SEED: Accelerating Reasoning Tree Construction via Scheduled Speculative Decoding
Zhenglin Wang, Jialong Wu, Yilong Lai, Congzhi Zhang, Deyu Zhou
TL;DR
The paper addresses the latency of reasoning-tree construction in large language models by accelerating the tree-building phase of reasoning tasks. It introduces SeeD, an inference framework that fuses Speculative Scheduled Execution with a rounds-scheduled FCFS policy to run multiple draft generators in parallel while a single target model verifies outputs, preserving the original output distribution. The authors present a two-phase approach (Parallel Drafting and Sequential Verification), an OS-inspired technical principle, and an algorithm to coordinate multiple drafts and verifications. Empirical results on GSM8K, Creative Writing, and Blocksworld show SeeD achieving up to about $1.5\times$ speedups and around $30$ additional tokens per second, with effective GPU utilization and memory management, all without additional training.
Abstract
Large Language Models (LLMs) demonstrate remarkable emergent abilities across various tasks, yet fall short of complex reasoning and planning tasks. The tree-search-based reasoning methods address this by surpassing the capabilities of chain-of-thought prompting, encouraging exploration of intermediate steps.

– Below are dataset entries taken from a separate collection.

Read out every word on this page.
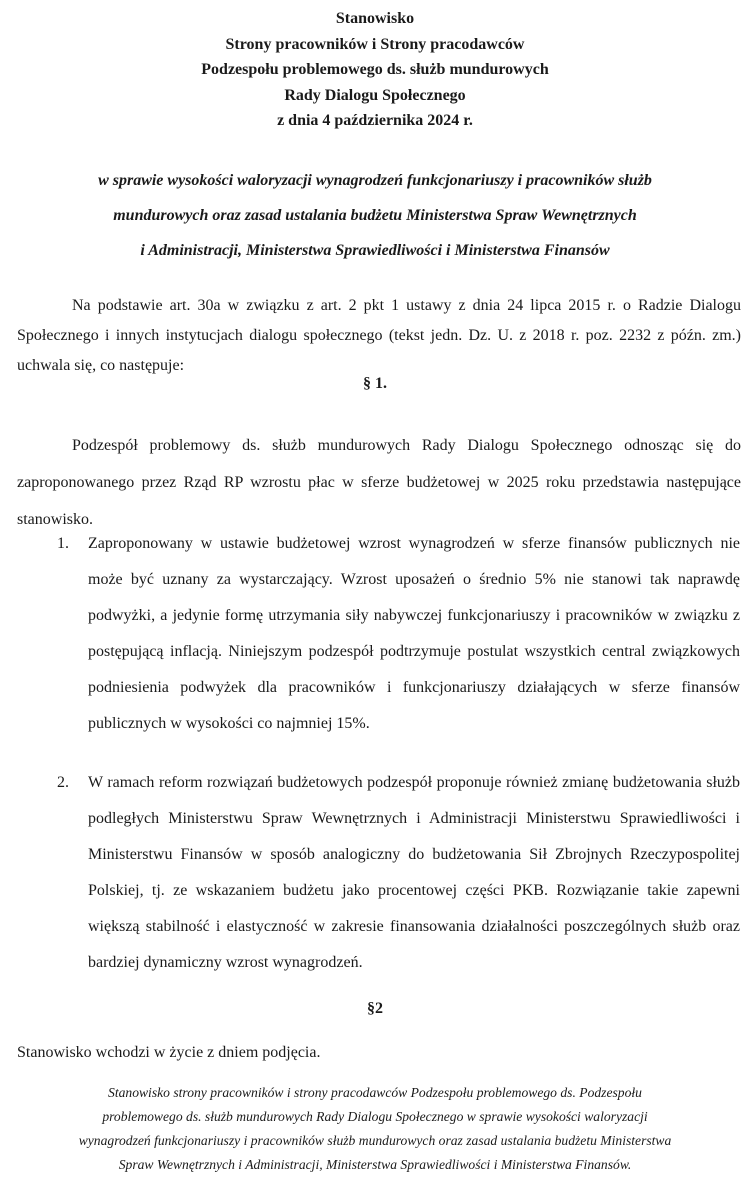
Stanowisko
Strony pracowników i Strony pracodawców
Podzespołu problemowego ds. służb mundurowych
Rady Dialogu Społecznego
z dnia 4 października 2024 r.
w sprawie wysokości waloryzacji wynagrodzeń funkcjonariuszy i pracowników służb
mundurowych oraz zasad ustalania budżetu Ministerstwa Spraw Wewnętrznych
i Administracji, Ministerstwa Sprawiedliwości i Ministerstwa Finansów
Na podstawie art. 30a w związku z art. 2 pkt 1 ustawy z dnia 24 lipca 2015 r. o Radzie Dialogu Społecznego i innych instytucjach dialogu społecznego (tekst jedn. Dz. U. z 2018 r. poz. 2232 z późn. zm.) uchwala się, co następuje:
§ 1.
Podzespół problemowy ds. służb mundurowych Rady Dialogu Społecznego odnosząc się do zaproponowanego przez Rząd RP wzrostu płac w sferze budżetowej w 2025 roku przedstawia następujące stanowisko.
1. Zaproponowany w ustawie budżetowej wzrost wynagrodzeń w sferze finansów publicznych nie może być uznany za wystarczający. Wzrost uposażeń o średnio 5% nie stanowi tak naprawdę podwyżki, a jedynie formę utrzymania siły nabywczej funkcjonariuszy i pracowników w związku z postępującą inflacją. Niniejszym podzespół podtrzymuje postulat wszystkich central związkowych podniesienia podwyżek dla pracowników i funkcjonariuszy działających w sferze finansów publicznych w wysokości co najmniej 15%.
2. W ramach reform rozwiązań budżetowych podzespół proponuje również zmianę budżetowania służb podległych Ministerstwu Spraw Wewnętrznych i Administracji Ministerstwu Sprawiedliwości i Ministerstwu Finansów w sposób analogiczny do budżetowania Sił Zbrojnych Rzeczypospolitej Polskiej, tj. ze wskazaniem budżetu jako procentowej części PKB. Rozwiązanie takie zapewni większą stabilność i elastyczność w zakresie finansowania działalności poszczególnych służb oraz bardziej dynamiczny wzrost wynagrodzeń.
§2
Stanowisko wchodzi w życie z dniem podjęcia.
Stanowisko strony pracowników i strony pracodawców Podzespołu problemowego ds. Podzespołu
problemowego ds. służb mundurowych Rady Dialogu Społecznego w sprawie wysokości waloryzacji
wynagrodzeń funkcjonariuszy i pracowników służb mundurowych oraz zasad ustalania budżetu Ministerstwa
Spraw Wewnętrznych i Administracji, Ministerstwa Sprawiedliwości i Ministerstwa Finansów.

However, such methods introduce significant inference latency due to the systematic exploration and evaluation of multiple thought paths. This paper introduces SeeD, a novel and efficient inference framework to optimize runtime speed and GPU memory management concurrently. By employing a scheduled speculative execution, SeeD efficiently handles multiple iterations for the thought generation and the state evaluation, leveraging a rounds-scheduled strategy to manage draft model dispatching. Extensive experimental evaluations on three reasoning datasets demonstrate superior speedup performance of SeeD, providing a viable path for batched inference in training-free speculative decoding.